FANG Options Trading — Covered Calls, Puts & the Wheel

A complete guide to selling options on Diamondback Energy. Expected premiums, strike selection, real example trades, and the four strategies that actually work for FANG.

EnergyLarge-capHigh IVGood liquidityPays dividend

Why trade options on FANG?

FANG (Diamondback Energy) is a large-cap energy name with a mid-range share price and good options liquidity. Implied volatility is high enough to pay meaningful premium without being wild, which is why this ticker shows up frequently in wheel-strategy watchlists. It also pays a dividend, which adds a second income stream on top of the premium you collect.

Typical monthly premium collected on FANG runs around 2.0-3.5% of capital, which annualizes to roughly 24-42% if you sell new contracts every cycle. Capital required to run a single contract wheel on FANG is $5,000-$20,000 — the share price and the 100-share lot size set the minimum, not the strategy.

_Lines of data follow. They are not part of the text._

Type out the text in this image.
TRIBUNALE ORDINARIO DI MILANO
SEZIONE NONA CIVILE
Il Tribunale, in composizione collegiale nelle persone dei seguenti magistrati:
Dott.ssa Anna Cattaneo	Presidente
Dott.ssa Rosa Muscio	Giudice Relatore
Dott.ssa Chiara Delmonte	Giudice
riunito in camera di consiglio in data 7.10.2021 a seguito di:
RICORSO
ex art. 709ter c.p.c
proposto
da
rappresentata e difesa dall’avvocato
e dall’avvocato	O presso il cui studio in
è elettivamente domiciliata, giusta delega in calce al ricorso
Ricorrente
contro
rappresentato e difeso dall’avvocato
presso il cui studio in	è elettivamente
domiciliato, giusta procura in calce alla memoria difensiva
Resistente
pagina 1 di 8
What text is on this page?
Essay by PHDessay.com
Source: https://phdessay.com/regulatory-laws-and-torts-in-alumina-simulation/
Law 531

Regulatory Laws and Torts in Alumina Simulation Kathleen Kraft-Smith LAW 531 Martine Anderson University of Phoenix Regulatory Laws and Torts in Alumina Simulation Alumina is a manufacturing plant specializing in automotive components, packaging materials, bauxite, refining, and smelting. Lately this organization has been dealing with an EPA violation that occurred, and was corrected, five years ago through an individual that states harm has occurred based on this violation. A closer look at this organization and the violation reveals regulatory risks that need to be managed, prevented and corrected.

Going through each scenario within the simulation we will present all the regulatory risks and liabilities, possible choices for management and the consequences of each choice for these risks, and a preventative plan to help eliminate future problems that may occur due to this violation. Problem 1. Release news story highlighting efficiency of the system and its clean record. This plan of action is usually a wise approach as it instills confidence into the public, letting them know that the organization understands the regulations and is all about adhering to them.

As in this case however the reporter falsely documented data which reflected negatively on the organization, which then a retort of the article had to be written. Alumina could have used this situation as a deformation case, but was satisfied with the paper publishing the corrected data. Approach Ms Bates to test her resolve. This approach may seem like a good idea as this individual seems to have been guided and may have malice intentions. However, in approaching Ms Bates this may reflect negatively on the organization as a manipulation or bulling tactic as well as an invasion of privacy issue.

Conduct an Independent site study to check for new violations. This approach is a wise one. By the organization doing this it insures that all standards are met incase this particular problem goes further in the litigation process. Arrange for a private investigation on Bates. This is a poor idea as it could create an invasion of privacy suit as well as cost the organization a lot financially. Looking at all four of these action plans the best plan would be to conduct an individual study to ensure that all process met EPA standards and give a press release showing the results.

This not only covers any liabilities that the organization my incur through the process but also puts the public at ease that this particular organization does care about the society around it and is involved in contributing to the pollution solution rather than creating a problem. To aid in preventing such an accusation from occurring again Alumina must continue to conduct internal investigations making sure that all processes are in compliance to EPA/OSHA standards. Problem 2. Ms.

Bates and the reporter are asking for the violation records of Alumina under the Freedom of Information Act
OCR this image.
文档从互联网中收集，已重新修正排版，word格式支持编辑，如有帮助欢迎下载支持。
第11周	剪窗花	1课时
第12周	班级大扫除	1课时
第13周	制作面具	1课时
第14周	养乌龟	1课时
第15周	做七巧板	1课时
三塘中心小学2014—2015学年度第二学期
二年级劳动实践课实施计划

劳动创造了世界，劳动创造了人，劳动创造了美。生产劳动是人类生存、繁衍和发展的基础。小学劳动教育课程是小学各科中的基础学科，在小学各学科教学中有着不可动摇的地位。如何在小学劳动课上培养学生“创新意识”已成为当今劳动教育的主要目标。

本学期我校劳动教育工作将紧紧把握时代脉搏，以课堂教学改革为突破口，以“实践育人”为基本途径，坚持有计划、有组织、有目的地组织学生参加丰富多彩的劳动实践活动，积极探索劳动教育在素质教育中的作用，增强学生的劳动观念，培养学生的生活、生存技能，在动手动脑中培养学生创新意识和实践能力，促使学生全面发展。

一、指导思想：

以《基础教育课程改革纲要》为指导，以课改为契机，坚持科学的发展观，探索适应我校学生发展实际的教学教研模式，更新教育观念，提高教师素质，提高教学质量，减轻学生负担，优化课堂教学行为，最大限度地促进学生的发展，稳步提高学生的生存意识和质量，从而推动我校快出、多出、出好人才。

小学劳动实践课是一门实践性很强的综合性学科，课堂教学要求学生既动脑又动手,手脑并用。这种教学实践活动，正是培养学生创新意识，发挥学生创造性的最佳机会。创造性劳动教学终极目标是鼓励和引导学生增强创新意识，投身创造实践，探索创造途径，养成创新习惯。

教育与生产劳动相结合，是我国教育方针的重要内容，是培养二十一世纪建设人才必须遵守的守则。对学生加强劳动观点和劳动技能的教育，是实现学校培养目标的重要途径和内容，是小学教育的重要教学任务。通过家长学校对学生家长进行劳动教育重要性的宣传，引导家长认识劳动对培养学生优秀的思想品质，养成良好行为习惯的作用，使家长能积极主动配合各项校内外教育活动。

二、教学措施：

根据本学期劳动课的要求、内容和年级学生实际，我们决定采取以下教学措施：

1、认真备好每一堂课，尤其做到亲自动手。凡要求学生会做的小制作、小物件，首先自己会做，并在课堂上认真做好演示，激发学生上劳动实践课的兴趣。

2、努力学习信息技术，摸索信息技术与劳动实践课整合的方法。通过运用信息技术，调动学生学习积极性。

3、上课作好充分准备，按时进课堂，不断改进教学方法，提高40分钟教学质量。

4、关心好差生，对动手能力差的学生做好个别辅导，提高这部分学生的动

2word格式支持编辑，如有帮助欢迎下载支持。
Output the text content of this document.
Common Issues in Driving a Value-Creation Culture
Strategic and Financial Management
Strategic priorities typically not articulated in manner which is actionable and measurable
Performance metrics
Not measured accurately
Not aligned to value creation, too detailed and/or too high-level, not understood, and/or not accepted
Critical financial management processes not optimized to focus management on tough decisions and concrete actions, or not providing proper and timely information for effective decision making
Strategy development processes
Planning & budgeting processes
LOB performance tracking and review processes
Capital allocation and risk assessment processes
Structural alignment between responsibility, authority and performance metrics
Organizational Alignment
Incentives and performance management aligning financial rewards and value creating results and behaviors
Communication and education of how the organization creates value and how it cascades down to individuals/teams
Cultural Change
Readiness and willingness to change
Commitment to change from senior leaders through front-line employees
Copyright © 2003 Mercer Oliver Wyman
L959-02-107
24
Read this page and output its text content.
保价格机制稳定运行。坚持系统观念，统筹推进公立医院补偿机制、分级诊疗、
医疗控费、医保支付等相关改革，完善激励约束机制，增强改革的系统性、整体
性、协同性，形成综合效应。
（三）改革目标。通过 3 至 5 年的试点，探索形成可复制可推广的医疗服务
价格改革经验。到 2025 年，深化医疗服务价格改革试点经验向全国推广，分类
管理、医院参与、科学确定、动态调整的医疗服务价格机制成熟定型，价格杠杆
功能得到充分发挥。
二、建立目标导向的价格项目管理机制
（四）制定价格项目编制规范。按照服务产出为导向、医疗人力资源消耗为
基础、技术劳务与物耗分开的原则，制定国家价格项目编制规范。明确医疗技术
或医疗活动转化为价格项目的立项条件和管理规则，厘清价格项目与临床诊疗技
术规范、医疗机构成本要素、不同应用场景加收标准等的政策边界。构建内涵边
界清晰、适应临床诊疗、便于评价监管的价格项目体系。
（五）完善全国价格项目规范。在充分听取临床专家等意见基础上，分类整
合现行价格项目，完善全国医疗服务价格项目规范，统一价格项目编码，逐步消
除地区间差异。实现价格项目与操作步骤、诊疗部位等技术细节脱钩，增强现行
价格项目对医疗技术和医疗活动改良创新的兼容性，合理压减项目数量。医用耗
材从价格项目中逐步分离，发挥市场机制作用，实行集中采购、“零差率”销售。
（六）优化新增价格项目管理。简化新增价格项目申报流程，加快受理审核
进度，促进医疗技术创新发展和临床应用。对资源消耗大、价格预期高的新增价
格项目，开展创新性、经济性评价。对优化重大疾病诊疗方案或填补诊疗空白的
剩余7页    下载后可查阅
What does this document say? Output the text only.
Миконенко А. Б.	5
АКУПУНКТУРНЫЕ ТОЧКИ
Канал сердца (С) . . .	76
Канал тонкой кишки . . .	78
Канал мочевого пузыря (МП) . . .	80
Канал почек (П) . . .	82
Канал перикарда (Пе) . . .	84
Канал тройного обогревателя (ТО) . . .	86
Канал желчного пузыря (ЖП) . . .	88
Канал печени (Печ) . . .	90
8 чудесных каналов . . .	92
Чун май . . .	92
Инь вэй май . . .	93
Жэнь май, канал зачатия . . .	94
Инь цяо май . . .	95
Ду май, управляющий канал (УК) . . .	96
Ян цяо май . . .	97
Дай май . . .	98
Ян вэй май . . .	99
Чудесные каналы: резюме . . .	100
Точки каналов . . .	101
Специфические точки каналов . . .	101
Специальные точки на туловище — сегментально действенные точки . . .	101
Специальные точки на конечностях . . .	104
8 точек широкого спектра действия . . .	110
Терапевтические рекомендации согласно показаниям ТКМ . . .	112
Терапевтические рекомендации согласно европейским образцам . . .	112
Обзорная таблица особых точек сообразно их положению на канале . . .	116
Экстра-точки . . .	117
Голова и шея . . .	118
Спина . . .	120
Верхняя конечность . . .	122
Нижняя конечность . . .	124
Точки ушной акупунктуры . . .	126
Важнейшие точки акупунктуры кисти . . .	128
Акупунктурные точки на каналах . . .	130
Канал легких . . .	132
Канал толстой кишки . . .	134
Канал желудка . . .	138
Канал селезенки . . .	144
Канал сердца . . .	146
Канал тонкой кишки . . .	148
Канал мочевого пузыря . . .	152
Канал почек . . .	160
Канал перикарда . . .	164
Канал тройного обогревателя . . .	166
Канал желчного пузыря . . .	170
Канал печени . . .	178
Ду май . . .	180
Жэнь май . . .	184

Four strategies that work on FANG

FANG options FAQ

What is the best strike price for a FANG covered call?

On FANG, target 8-12% out of the money at 0.15-0.25 delta. On a high-volatility stock like this, closer-to-the-money strikes chase premium but spike assignment probability to uncomfortable levels.

How much premium can I collect selling calls on FANG?

Typical monthly premium on FANG is 2.0-3.5% of position value, annualizing to 24-42% when you roll every cycle. Earnings months can pay 2-3x the normal rate because of elevated IV.

What is the best delta for a FANG cash-secured put?

A delta of 0.15-0.25 on FANG balances premium income with assignment probability. Many traders anchor to 0.20 delta as a starting point and adjust based on their willingness to own shares.

How much cash do I need to sell a put on FANG?

Cash required is 100 × strike price. For FANG, that's roughly $5,000-$20,000 per contract at a typical strike. Most brokers let you use margin, but for a true cash-secured put you set aside the full amount.

Is FANG a good stock for the wheel strategy?

FANG is solid for the wheel because of its reasonable spreads and elevated IV (high premium, higher assignment risk). It also pays a dividend, which you continue collecting while holding the shares between wheel legs.

Can you run a poor man's covered call on FANG?

Yes. Buy a 0.80+ delta LEAPS on FANG dated 12-18 months out as your synthetic long, then sell short-dated calls 8-12% above the stock at 0.15-0.25 delta. Capital tied up drops from $5,000-$20,000 to roughly 30-50% of that — a meaningful improvement when the share price is a mid-range share price.

What expiration should I use for FANG options strategy trades?

Use 21-35 DTE to capture IV without excess gamma risk as a default for FANG. This window captures the steepest part of the theta curve without excess gamma risk.

Is FANG suitable for beginners selling options?

Yes — it's a well-known, liquid name with established options markets, which is what beginners need. Always check the bid/ask spread before entering — anything wider than 5% of the mid price is a warning sign.

Run the numbers on FANG yourself

Use the free OptionsPilot calculator to price covered calls and cash-secured puts on FANG with live quotes.